Data preparation is the process of blending, shaping and cleansing data to get it ready for analytics or other business purposes. Among the many tasks involved in data preparation, data quality plays an important role in refining the data being prepared.
One of the most common definitions of data quality is fitness for the purpose of use. Most data has both multiple uses and users. Data of sufficient quality for one use or user may not be of sufficient quality for other uses and users. These multiple – and often conflicting – perspectives are considered irrelevant from the perspective of an individual user, who just needs quality data to support their own business activities.
Let's use customer data as an example. Marketing may be using it for a campaign targeting customers in certain age groups to receive rebate offers via e-mail, whereas finance is using it to bill customers with an outstanding account balance via postal address. Marketing cares about the quality of the date of birth and e-mail address columns, whereas billing cares about the quality of the account balance and postal address columns. Not only are these different uses for the same data, there are also different tolerances for poor data quality. Missing, incorrect or redundant information may make the marketing campaign inefficient or ineffective – but similar issues for finance prevents the organization from collecting money it’s owed.
Build once, then reuse
Even though different purposes have different fitness requirements, this doesn’t mean data quality has to be an isolated, independent process. The rules applied to individual data columns can still be reusable for other purposes. Regardless of what use the data is put to, building the logic to validate a postal address and date of birth and to verify an e-mail address and account balance should be built once and shared. This ensures that even when the same data is prepared for different high-level purposes, low-level data quality checks are easily repeatable and consistently performed.
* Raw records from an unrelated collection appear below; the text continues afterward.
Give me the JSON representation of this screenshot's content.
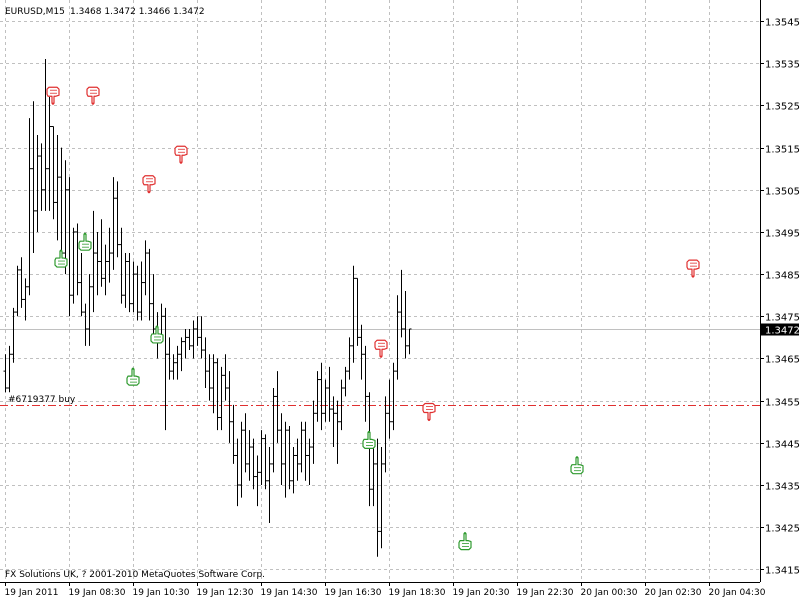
{
  "window": {
    "symbol_timeframe": "EURUSD,M15",
    "ohlc": "1.3468 1.3472 1.3466 1.3472",
    "copyright": "FX Solutions UK, ? 2001-2010 MetaQuotes Software Corp.",
    "order_label": "#6719377 buy"
  },
  "colors": {
    "background": "#ffffff",
    "grid": "#c0c0c0",
    "bars": "#000000",
    "up_arrow": "#2e9a2e",
    "down_arrow": "#e03030",
    "order_line": "#e03030",
    "current_price_line": "#c0c0c0",
    "price_tag_bg": "#000000",
    "price_tag_text": "#ffffff"
  },
  "chart_data": {
    "type": "ohlc",
    "timeframe": "M15",
    "ylim": [
      1.3412,
      1.355
    ],
    "y_ticks": [
      "1.3545",
      "1.3535",
      "1.3525",
      "1.3515",
      "1.3505",
      "1.3495",
      "1.3485",
      "1.3475",
      "1.3465",
      "1.3455",
      "1.3445",
      "1.3435",
      "1.3425",
      "1.3415"
    ],
    "x_ticks": [
      "19 Jan 2011",
      "19 Jan 08:30",
      "19 Jan 10:30",
      "19 Jan 12:30",
      "19 Jan 14:30",
      "19 Jan 16:30",
      "19 Jan 18:30",
      "19 Jan 20:30",
      "19 Jan 22:30",
      "20 Jan 00:30",
      "20 Jan 02:30",
      "20 Jan 04:30"
    ],
    "current_price": "1.3472",
    "order_line": {
      "label": "#6719377 buy",
      "price": 1.3454
    },
    "bars": [
      [
        1.3462,
        1.3466,
        1.3457,
        1.3458
      ],
      [
        1.3458,
        1.3468,
        1.3457,
        1.3466
      ],
      [
        1.3466,
        1.3477,
        1.3464,
        1.3476
      ],
      [
        1.3476,
        1.3487,
        1.3475,
        1.3486
      ],
      [
        1.3486,
        1.3489,
        1.3477,
        1.3479
      ],
      [
        1.3479,
        1.3484,
        1.3474,
        1.3482
      ],
      [
        1.3482,
        1.3522,
        1.348,
        1.351
      ],
      [
        1.351,
        1.3526,
        1.349,
        1.35
      ],
      [
        1.35,
        1.3518,
        1.3495,
        1.3513
      ],
      [
        1.3513,
        1.3516,
        1.35,
        1.3505
      ],
      [
        1.3505,
        1.3536,
        1.35,
        1.351
      ],
      [
        1.351,
        1.3527,
        1.35,
        1.352
      ],
      [
        1.352,
        1.352,
        1.3498,
        1.3502
      ],
      [
        1.3502,
        1.3518,
        1.3493,
        1.3508
      ],
      [
        1.3508,
        1.3515,
        1.3487,
        1.349
      ],
      [
        1.349,
        1.3512,
        1.3485,
        1.3505
      ],
      [
        1.3505,
        1.3508,
        1.3475,
        1.348
      ],
      [
        1.348,
        1.3496,
        1.3478,
        1.3495
      ],
      [
        1.3495,
        1.3497,
        1.348,
        1.3483
      ],
      [
        1.3483,
        1.349,
        1.3475,
        1.3476
      ],
      [
        1.3476,
        1.3478,
        1.3468,
        1.3472
      ],
      [
        1.3472,
        1.3485,
        1.3468,
        1.3482
      ],
      [
        1.3482,
        1.35,
        1.3476,
        1.349
      ],
      [
        1.349,
        1.3495,
        1.348,
        1.3488
      ],
      [
        1.3488,
        1.3498,
        1.3482,
        1.3484
      ],
      [
        1.3484,
        1.3492,
        1.348,
        1.3488
      ],
      [
        1.3488,
        1.3496,
        1.3483,
        1.349
      ],
      [
        1.349,
        1.3508,
        1.3486,
        1.3503
      ],
      [
        1.3503,
        1.3507,
        1.3489,
        1.3492
      ],
      [
        1.3492,
        1.3496,
        1.3478,
        1.348
      ],
      [
        1.348,
        1.349,
        1.3477,
        1.3488
      ],
      [
        1.3488,
        1.349,
        1.3476,
        1.3478
      ],
      [
        1.3478,
        1.3488,
        1.3476,
        1.3485
      ],
      [
        1.3485,
        1.3487,
        1.3474,
        1.3476
      ],
      [
        1.3476,
        1.3488,
        1.3474,
        1.3483
      ],
      [
        1.3483,
        1.3493,
        1.348,
        1.349
      ],
      [
        1.349,
        1.3491,
        1.3474,
        1.3478
      ],
      [
        1.3478,
        1.3485,
        1.347,
        1.3472
      ],
      [
        1.3472,
        1.3476,
        1.3465,
        1.347
      ],
      [
        1.347,
        1.3478,
        1.3469,
        1.3475
      ],
      [
        1.3475,
        1.3477,
        1.3448,
        1.3466
      ],
      [
        1.3466,
        1.347,
        1.346,
        1.3462
      ],
      [
        1.3462,
        1.3466,
        1.346,
        1.3464
      ],
      [
        1.3464,
        1.3468,
        1.346,
        1.3466
      ],
      [
        1.3466,
        1.347,
        1.3462,
        1.3469
      ],
      [
        1.3469,
        1.3472,
        1.3465,
        1.347
      ],
      [
        1.347,
        1.3472,
        1.3467,
        1.3468
      ],
      [
        1.3468,
        1.3474,
        1.3465,
        1.3472
      ],
      [
        1.3472,
        1.3475,
        1.3468,
        1.347
      ],
      [
        1.347,
        1.3475,
        1.3465,
        1.3467
      ],
      [
        1.3467,
        1.347,
        1.3458,
        1.3462
      ],
      [
        1.3462,
        1.3466,
        1.3455,
        1.3458
      ],
      [
        1.3458,
        1.3466,
        1.3452,
        1.3464
      ],
      [
        1.3464,
        1.3465,
        1.3448,
        1.3451
      ],
      [
        1.3451,
        1.3463,
        1.3448,
        1.3461
      ],
      [
        1.3461,
        1.3466,
        1.3455,
        1.3458
      ],
      [
        1.3458,
        1.3462,
        1.3445,
        1.345
      ],
      [
        1.345,
        1.3454,
        1.344,
        1.3442
      ],
      [
        1.3442,
        1.3446,
        1.343,
        1.3435
      ],
      [
        1.3435,
        1.345,
        1.3432,
        1.3448
      ],
      [
        1.3448,
        1.3452,
        1.3438,
        1.344
      ],
      [
        1.344,
        1.3448,
        1.3436,
        1.3444
      ],
      [
        1.3444,
        1.3446,
        1.3434,
        1.3437
      ],
      [
        1.3437,
        1.3442,
        1.343,
        1.3438
      ],
      [
        1.3438,
        1.3448,
        1.3435,
        1.3446
      ],
      [
        1.3446,
        1.3447,
        1.3434,
        1.3436
      ],
      [
        1.3436,
        1.3444,
        1.3426,
        1.344
      ],
      [
        1.344,
        1.3458,
        1.3438,
        1.3456
      ],
      [
        1.3456,
        1.3462,
        1.3445,
        1.3448
      ],
      [
        1.3448,
        1.3452,
        1.3435,
        1.344
      ],
      [
        1.344,
        1.345,
        1.3432,
        1.3448
      ],
      [
        1.3448,
        1.3449,
        1.3434,
        1.3436
      ],
      [
        1.3436,
        1.3444,
        1.3433,
        1.3442
      ],
      [
        1.3442,
        1.3446,
        1.3436,
        1.344
      ],
      [
        1.344,
        1.345,
        1.3438,
        1.3448
      ],
      [
        1.3448,
        1.345,
        1.3436,
        1.3442
      ],
      [
        1.3442,
        1.3446,
        1.3435,
        1.3444
      ],
      [
        1.3444,
        1.3455,
        1.344,
        1.3452
      ],
      [
        1.3452,
        1.3462,
        1.345,
        1.346
      ],
      [
        1.346,
        1.3464,
        1.3448,
        1.3452
      ],
      [
        1.3452,
        1.346,
        1.345,
        1.3458
      ],
      [
        1.3458,
        1.3463,
        1.345,
        1.3453
      ],
      [
        1.3453,
        1.3456,
        1.3444,
        1.3452
      ],
      [
        1.3452,
        1.3455,
        1.344,
        1.345
      ],
      [
        1.345,
        1.346,
        1.3448,
        1.3458
      ],
      [
        1.3458,
        1.3463,
        1.3456,
        1.3462
      ],
      [
        1.3462,
        1.347,
        1.346,
        1.3468
      ],
      [
        1.3468,
        1.3487,
        1.3464,
        1.3484
      ],
      [
        1.3484,
        1.3484,
        1.3468,
        1.347
      ],
      [
        1.347,
        1.3473,
        1.346,
        1.3466
      ],
      [
        1.3466,
        1.3468,
        1.345,
        1.3456
      ],
      [
        1.3456,
        1.3457,
        1.343,
        1.3434
      ],
      [
        1.3434,
        1.3444,
        1.343,
        1.344
      ],
      [
        1.344,
        1.3446,
        1.3418,
        1.3424
      ],
      [
        1.3424,
        1.3444,
        1.342,
        1.344
      ],
      [
        1.344,
        1.3456,
        1.3438,
        1.3452
      ],
      [
        1.3452,
        1.346,
        1.3446,
        1.345
      ],
      [
        1.345,
        1.3464,
        1.3448,
        1.3462
      ],
      [
        1.3462,
        1.348,
        1.346,
        1.3476
      ],
      [
        1.3476,
        1.3486,
        1.347,
        1.3472
      ],
      [
        1.3472,
        1.3481,
        1.3465,
        1.3468
      ],
      [
        1.3468,
        1.3472,
        1.3466,
        1.3472
      ]
    ],
    "up_arrows": [
      {
        "bar": 14,
        "price": 1.349
      },
      {
        "bar": 20,
        "price": 1.3494
      },
      {
        "bar": 32,
        "price": 1.3462
      },
      {
        "bar": 38,
        "price": 1.3472
      },
      {
        "bar": 91,
        "price": 1.3447
      },
      {
        "bar": 115,
        "price": 1.3423
      },
      {
        "bar": 143,
        "price": 1.3441
      }
    ],
    "down_arrows": [
      {
        "bar": 12,
        "price": 1.3526
      },
      {
        "bar": 22,
        "price": 1.3526
      },
      {
        "bar": 36,
        "price": 1.3505
      },
      {
        "bar": 44,
        "price": 1.3512
      },
      {
        "bar": 94,
        "price": 1.3466
      },
      {
        "bar": 106,
        "price": 1.3451
      },
      {
        "bar": 172,
        "price": 1.3485
      }
    ]
  }
}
The extent to which data quality functions such as validation, deduplication and enrichment can be performed during data preparation is often determined by the ability to reuse such components from other efforts. The point is: Don’t reinvent the wheel, reuse what’s around. Ideally, the enterprise should strive for making data quality components a library of functions and repository of rules that can be reused to cleanse data. The more reusable your data quality processes are, the more you can enable self-service data preparation. This makes business users less reliant on IT to build custom processes, and makes the entire organization more productive while gleaning the most value out of the vast data assets from across your enterprise.